I’m training a classifier for video data (2 classes, n videos, each is represented with a sequence of K frames). I create a dataset:
train_data = torch.utils.data.DataLoader(dataset, **params)
where dataset
instance has __getitem__
that returns idx, X,y
: idx is the index of the video. X has dimensions (n, K, 3, H, W)
and y (n,1)
I don’t want to put the whole dataset on GPU, as it constrains the number of frames and the frame size. So I want to loop through each video, put it on GPU, run it throgh ResNet+LSTM, get the loss, proceed to the next video. After the sample’s finishes, I sum the losses and backprop:
for e in range(epochs):
total_loss = 0
optimizer.zero_grad()
for batch_idx, X,y in train_data:
for num,id in enumerate(batch_idx):
X_data,y_label = X[num, :,:,:,:].to("cuda").unsqueeze_(0) ,y[num,:].to("cuda").unsqueeze_(0)
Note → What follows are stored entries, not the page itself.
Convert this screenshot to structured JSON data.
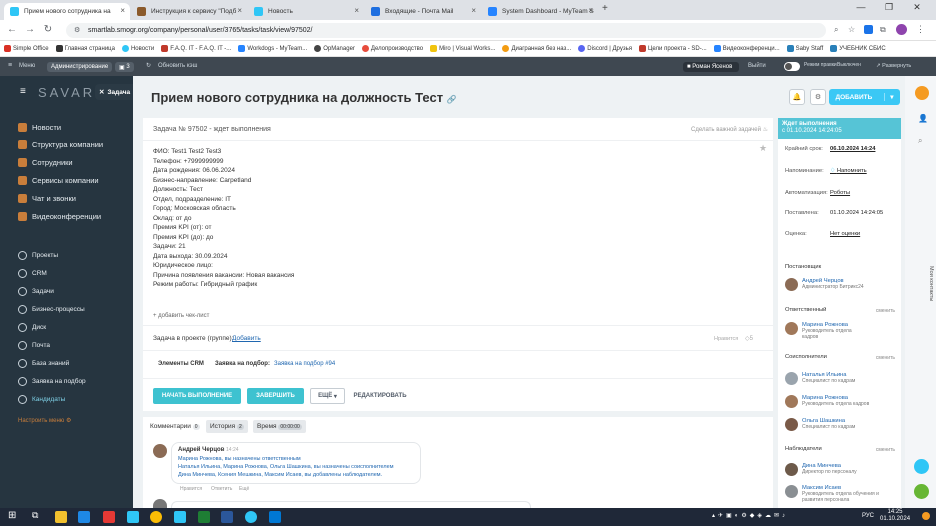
{
  "browser": {
    "tabs": [
      {
        "title": "Прием нового сотрудника на",
        "color": "#2fc6f6"
      },
      {
        "title": "Инструкция к сервису \"Подб",
        "color": "#8b5a2b"
      },
      {
        "title": "Новость",
        "color": "#2fc6f6"
      },
      {
        "title": "Входящие - Почта Mail",
        "color": "#1f6fe0"
      },
      {
        "title": "System Dashboard - MyTeam S",
        "color": "#2684ff"
      }
    ],
    "url": "smartlab.smogr.org/company/personal/user/3765/tasks/task/view/97502/",
    "bookmarks": [
      "Simple Office",
      "Главная страница",
      "Новости",
      "F.A.Q. IT - F.A.Q. IT -...",
      "Workdogs - MyTeam...",
      "OpManager",
      "Делопроизводство",
      "Miro | Visual Works...",
      "Диагранная без наз...",
      "Discord | Друзья",
      "Цели проекта - SD-...",
      "Видеоконференци...",
      "Saby Staff",
      "УЧЕБНИК СБИС"
    ]
  },
  "topbar": {
    "menu": "Меню",
    "admin": "Администрирование",
    "count": "3",
    "refresh": "Обновить кэш",
    "user": "Роман Ясенов",
    "logout": "Выйти",
    "toggle": "Режим правки",
    "toggle_state": "Выключен",
    "expand": "Развернуть"
  },
  "leftmenu": {
    "brand": "SAVAR",
    "items": [
      "Новости",
      "Структура компании",
      "Сотрудники",
      "Сервисы компании",
      "Чат и звонки",
      "Видеоконференции"
    ],
    "small_items": [
      "Проекты",
      "CRM",
      "Задачи",
      "Бизнес-процессы",
      "Диск",
      "Почта",
      "База знаний",
      "Заявка на подбор",
      "Кандидаты"
    ],
    "settings": "Настроить меню"
  },
  "task": {
    "slider_label": "Задача",
    "title": "Прием нового сотрудника на должность Тест",
    "add_button": "ДОБАВИТЬ",
    "subtitle": "Задача № 97502 - ждет выполнения",
    "important": "Сделать важной задачей",
    "description": [
      "ФИО: Test1 Test2 Test3",
      "Телефон: +7999999999",
      "Дата рождения: 06.06.2024",
      "Бизнес-направление: Carpetland",
      "Должность: Тест",
      "Отдел, подразделение: IT",
      "Город: Московская область",
      "Оклад: от  до",
      "Премия KPI (от): от",
      "Премия KPI (до): до",
      "Задачи: 21",
      "Дата выхода: 30.09.2024",
      "Юридическое лицо:",
      "Причина появления вакансии: Новая вакансия",
      "Режим работы: Гибридный график"
    ],
    "add_checklist": "+ добавить чек-лист",
    "project_label": "Задача в проекте (группе):",
    "project_link": "Добавить",
    "hint": "Нравится",
    "likes": "5",
    "crm_label": "Элементы CRM",
    "crm_type": "Заявка на подбор:",
    "crm_link": "Заявка на подбор #94",
    "btn_start": "НАЧАТЬ ВЫПОЛНЕНИЕ",
    "btn_finish": "ЗАВЕРШИТЬ",
    "btn_more": "ЕЩЁ",
    "btn_edit": "РЕДАКТИРОВАТЬ"
  },
  "comments": {
    "tabs": [
      {
        "label": "Комментарии",
        "count": "0"
      },
      {
        "label": "История",
        "count": "2"
      },
      {
        "label": "Время",
        "count": "00:00:00"
      }
    ],
    "author": "Андрей Черцов",
    "time": "14:24",
    "lines": [
      "Марина Рожнова, вы назначены ответственным",
      "Наталья Ильина, Марина Рожнова, Ольга Шашкина, вы назначены соисполнителем",
      "Дина Минчева, Ксения Мешкина, Максим Исаев, вы добавлены наблюдателем."
    ],
    "actions": [
      "Нравится",
      "Ответить",
      "Ещё"
    ]
  },
  "sidebar": {
    "status_title": "Ждет выполнения",
    "status_sub": "с 01.10.2024 14:24:05",
    "rows": [
      {
        "label": "Крайний срок:",
        "value": "06.10.2024 14:24"
      },
      {
        "label": "Напоминание:",
        "value": "Напомнить"
      },
      {
        "label": "Автоматизация:",
        "value": "Роботы"
      },
      {
        "label": "Поставлена:",
        "value": "01.10.2024 14:24:05"
      },
      {
        "label": "Оценка:",
        "value": "Нет оценки"
      }
    ],
    "creator_head": "Постановщик",
    "creator": {
      "name": "Андрей Черцов",
      "role": "Администратор Битрикс24"
    },
    "resp_head": "Ответственный",
    "change": "сменить",
    "responsible": {
      "name": "Марина Рожнова",
      "role": "Руководитель отдела кадров"
    },
    "acc_head": "Соисполнители",
    "accomplices": [
      {
        "name": "Наталья Ильина",
        "role": "Специалист по кадрам"
      },
      {
        "name": "Марина Рожнова",
        "role": "Руководитель отдела кадров"
      },
      {
        "name": "Ольга Шашкина",
        "role": "Специалист по кадрам"
      }
    ],
    "aud_head": "Наблюдатели",
    "auditors": [
      {
        "name": "Дина Минчева",
        "role": "Директор по персоналу"
      },
      {
        "name": "Максим Исаев",
        "role": "Руководитель отдела обучения и развития персонала"
      }
    ]
  },
  "rightrail": {
    "label": "Мои контакты"
  },
  "taskbar": {
    "time": "14:25",
    "date": "01.10.2024",
    "lang": "РУС"
  }
}
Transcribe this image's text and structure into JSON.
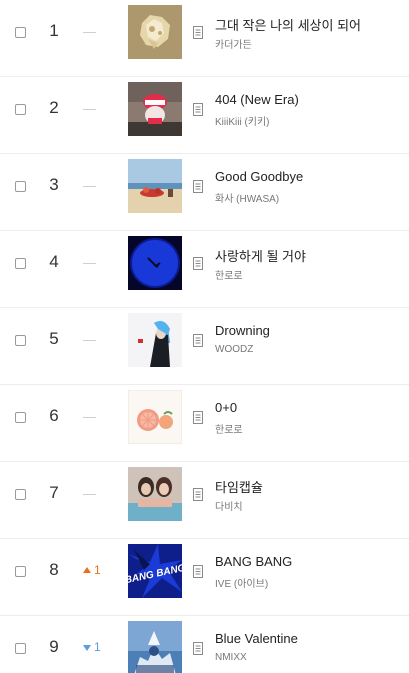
{
  "colors": {
    "rank_up": "#e8701a",
    "rank_down": "#5c9de0",
    "divider": "#ededed"
  },
  "chart_rows": [
    {
      "rank": "1",
      "change": {
        "direction": "same"
      },
      "title": "그대 작은 나의 세상이 되어",
      "artist": "카더가든",
      "cover": "cover-1"
    },
    {
      "rank": "2",
      "change": {
        "direction": "same"
      },
      "title": "404 (New Era)",
      "artist": "KiiiKiii (키키)",
      "cover": "cover-2"
    },
    {
      "rank": "3",
      "change": {
        "direction": "same"
      },
      "title": "Good Goodbye",
      "artist": "화사 (HWASA)",
      "cover": "cover-3"
    },
    {
      "rank": "4",
      "change": {
        "direction": "same"
      },
      "title": "사랑하게 될 거야",
      "artist": "한로로",
      "cover": "cover-4"
    },
    {
      "rank": "5",
      "change": {
        "direction": "same"
      },
      "title": "Drowning",
      "artist": "WOODZ",
      "cover": "cover-5"
    },
    {
      "rank": "6",
      "change": {
        "direction": "same"
      },
      "title": "0+0",
      "artist": "한로로",
      "cover": "cover-6"
    },
    {
      "rank": "7",
      "change": {
        "direction": "same"
      },
      "title": "타임캡슐",
      "artist": "다비치",
      "cover": "cover-7"
    },
    {
      "rank": "8",
      "change": {
        "direction": "up",
        "amount": "1"
      },
      "title": "BANG BANG",
      "artist": "IVE (아이브)",
      "cover": "cover-8",
      "cover_text": "BANG BANG"
    },
    {
      "rank": "9",
      "change": {
        "direction": "down",
        "amount": "1"
      },
      "title": "Blue Valentine",
      "artist": "NMIXX",
      "cover": "cover-9"
    }
  ],
  "icons": {
    "checkbox": "checkbox",
    "info": "song-info-icon",
    "no_change": "no-change-dash-icon",
    "rank_up": "rank-up-arrow-icon",
    "rank_down": "rank-down-arrow-icon"
  }
}
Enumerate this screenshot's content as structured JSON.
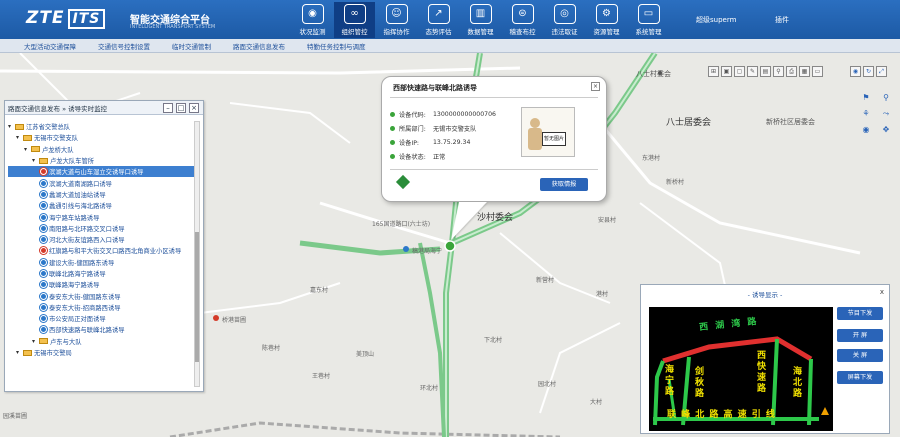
{
  "header": {
    "logo_main": "ZTE",
    "logo_sub": "ITS",
    "system_title": "智能交通综合平台",
    "system_subtitle": "INTELLIGENT TRANSPORT SYSTEM",
    "nav": [
      {
        "label": "状况监测",
        "icon": "eye-icon"
      },
      {
        "label": "组织管控",
        "icon": "chain-icon",
        "active": true
      },
      {
        "label": "指挥协作",
        "icon": "people-icon"
      },
      {
        "label": "态势评估",
        "icon": "chart-icon"
      },
      {
        "label": "数据管理",
        "icon": "bars-icon"
      },
      {
        "label": "稽查布控",
        "icon": "car-icon"
      },
      {
        "label": "违法取证",
        "icon": "camera-icon"
      },
      {
        "label": "资源管理",
        "icon": "gear-icon"
      },
      {
        "label": "系统管理",
        "icon": "monitor-icon"
      }
    ],
    "user": "超级superm",
    "plugin": "插件"
  },
  "subnav": [
    "大型活动交通保障",
    "交通信号控制设置",
    "临时交通管制",
    "路面交通信息发布",
    "特勤任务控制与调度"
  ],
  "tree": {
    "title": "路面交通信息发布 » 诱导实时监控",
    "nodes": [
      {
        "label": "江苏省交警总队",
        "level": 0,
        "type": "folder"
      },
      {
        "label": "无锡市交警支队",
        "level": 1,
        "type": "folder"
      },
      {
        "label": "卢龙桥大队",
        "level": 2,
        "type": "folder"
      },
      {
        "label": "卢龙大队车管所",
        "level": 3,
        "type": "folder"
      },
      {
        "label": "滨湖大道与山车湿立交诱导口诱导",
        "level": 4,
        "type": "cam-red",
        "selected": true
      },
      {
        "label": "滨湖大道南湖路口诱导",
        "level": 4,
        "type": "cam"
      },
      {
        "label": "蠡湖大道加油站诱导",
        "level": 4,
        "type": "cam"
      },
      {
        "label": "蠡通引线与海北路诱导",
        "level": 4,
        "type": "cam"
      },
      {
        "label": "海宁路车站路诱导",
        "level": 4,
        "type": "cam"
      },
      {
        "label": "南阳路与北环路交叉口诱导",
        "level": 4,
        "type": "cam"
      },
      {
        "label": "河北大街友谊路西入口诱导",
        "level": 4,
        "type": "cam"
      },
      {
        "label": "红旗路与和平大街交叉口路西北角商业小区诱导",
        "level": 4,
        "type": "cam-red"
      },
      {
        "label": "建设大街-健国路东诱导",
        "level": 4,
        "type": "cam"
      },
      {
        "label": "联峰北路海宁路诱导",
        "level": 4,
        "type": "cam"
      },
      {
        "label": "联峰路海宁路诱导",
        "level": 4,
        "type": "cam"
      },
      {
        "label": "泰安东大街-健国路东诱导",
        "level": 4,
        "type": "cam"
      },
      {
        "label": "泰安东大街-招商路西诱导",
        "level": 4,
        "type": "cam"
      },
      {
        "label": "市公安局正对面诱导",
        "level": 4,
        "type": "cam"
      },
      {
        "label": "西部快速路与联峰北路诱导",
        "level": 4,
        "type": "cam"
      },
      {
        "label": "卢东与大队",
        "level": 3,
        "type": "folder"
      },
      {
        "label": "无锡市交警局",
        "level": 1,
        "type": "folder"
      }
    ]
  },
  "popup": {
    "title": "西部快速路与联峰北路诱导",
    "rows": [
      {
        "key": "设备代码:",
        "value": "1300000000000706"
      },
      {
        "key": "所属部门:",
        "value": "无锡市交警支队"
      },
      {
        "key": "设备IP:",
        "value": "13.75.29.34"
      },
      {
        "key": "设备状态:",
        "value": "正常"
      }
    ],
    "image_sign": "暂无图片",
    "action": "获取情报"
  },
  "map_labels": [
    {
      "text": "八士村委会",
      "cls": "mid"
    },
    {
      "text": "八士居委会",
      "cls": "big"
    },
    {
      "text": "新桥社区居委会",
      "cls": "mid"
    },
    {
      "text": "165国道路口(六士坊)",
      "cls": ""
    },
    {
      "text": "沙村委会",
      "cls": "big"
    },
    {
      "text": "稿港局海宁",
      "cls": ""
    },
    {
      "text": "桥港苗圃",
      "cls": ""
    },
    {
      "text": "美顶山",
      "cls": ""
    },
    {
      "text": "东港村",
      "cls": ""
    },
    {
      "text": "新桥村",
      "cls": ""
    },
    {
      "text": "安县村",
      "cls": ""
    },
    {
      "text": "新营村",
      "cls": ""
    },
    {
      "text": "港村",
      "cls": ""
    },
    {
      "text": "下北村",
      "cls": ""
    },
    {
      "text": "嘉东村",
      "cls": ""
    },
    {
      "text": "陈巷村",
      "cls": ""
    },
    {
      "text": "王巷村",
      "cls": ""
    },
    {
      "text": "园北村",
      "cls": ""
    },
    {
      "text": "大村",
      "cls": ""
    },
    {
      "text": "环北村",
      "cls": ""
    },
    {
      "text": "园溪苗圃",
      "cls": ""
    }
  ],
  "guide": {
    "title": "- 诱导显示 -",
    "close": "x",
    "roads": {
      "top": "西 湖 湾 路",
      "left": "海宁路",
      "mid": "剑秋路",
      "right": "西快速路",
      "far": "海北路",
      "bottom": "联 峰 北 路 高 速 引 线"
    },
    "buttons": [
      "节目下发",
      "开 屏",
      "关 屏",
      "屏幕下发"
    ]
  },
  "colors": {
    "header": "#1d5aa5",
    "accent": "#2a64b8",
    "road_green": "#2dc84a",
    "road_red": "#e0302f",
    "road_yellow": "#f0e000"
  }
}
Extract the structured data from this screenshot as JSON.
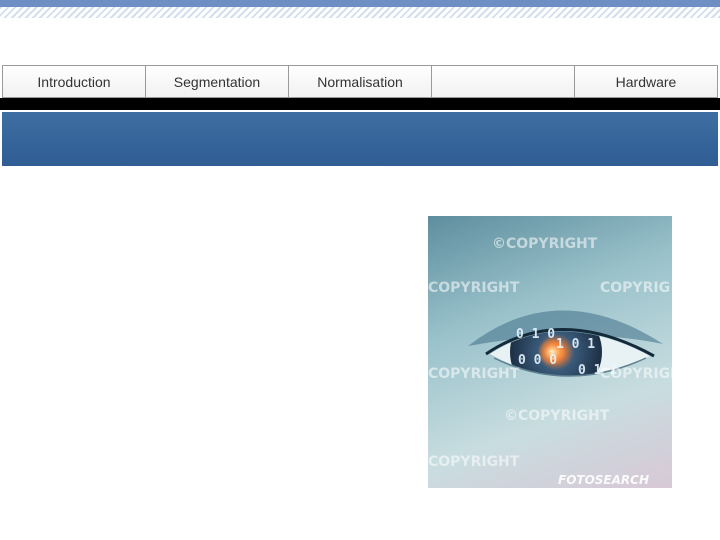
{
  "nav": {
    "items": [
      {
        "label": "Introduction"
      },
      {
        "label": "Segmentation"
      },
      {
        "label": "Normalisation"
      },
      {
        "label": ""
      },
      {
        "label": "Hardware"
      }
    ]
  },
  "image": {
    "watermarks": [
      "©COPYRIGHT",
      "COPYRIGHT",
      "COPYRIG",
      "COPYRIGHT",
      "COPYRIGHT",
      "©COPYRIGHT",
      "COPYRIGHT"
    ],
    "brand": "FOTOSEARCH",
    "binary": [
      "0 1 0",
      "1 0 1",
      "0 0 0",
      "0 1 1"
    ],
    "colors": {
      "iris": "#3a5a7a",
      "glow": "#ffb347"
    }
  }
}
output = lstm(convnet(X_data))
loss = binary_loss(sigmoid(output), y_label)
total_loss += loss
total_loss.backward()
optimizer.step()
And yet every time I put a datapoint on CUDA, additional 1.8Gb of VRAM gets used, and after a few feedforward operations GPU runs out of memory. The models are parallelized (I used nn.DataParallel).
Any suggestions on how to optimize the GPU use are very welcome. Most of all, I don’t understand why putting the whole dataset on GPU takes less VRAM than putting its subsets.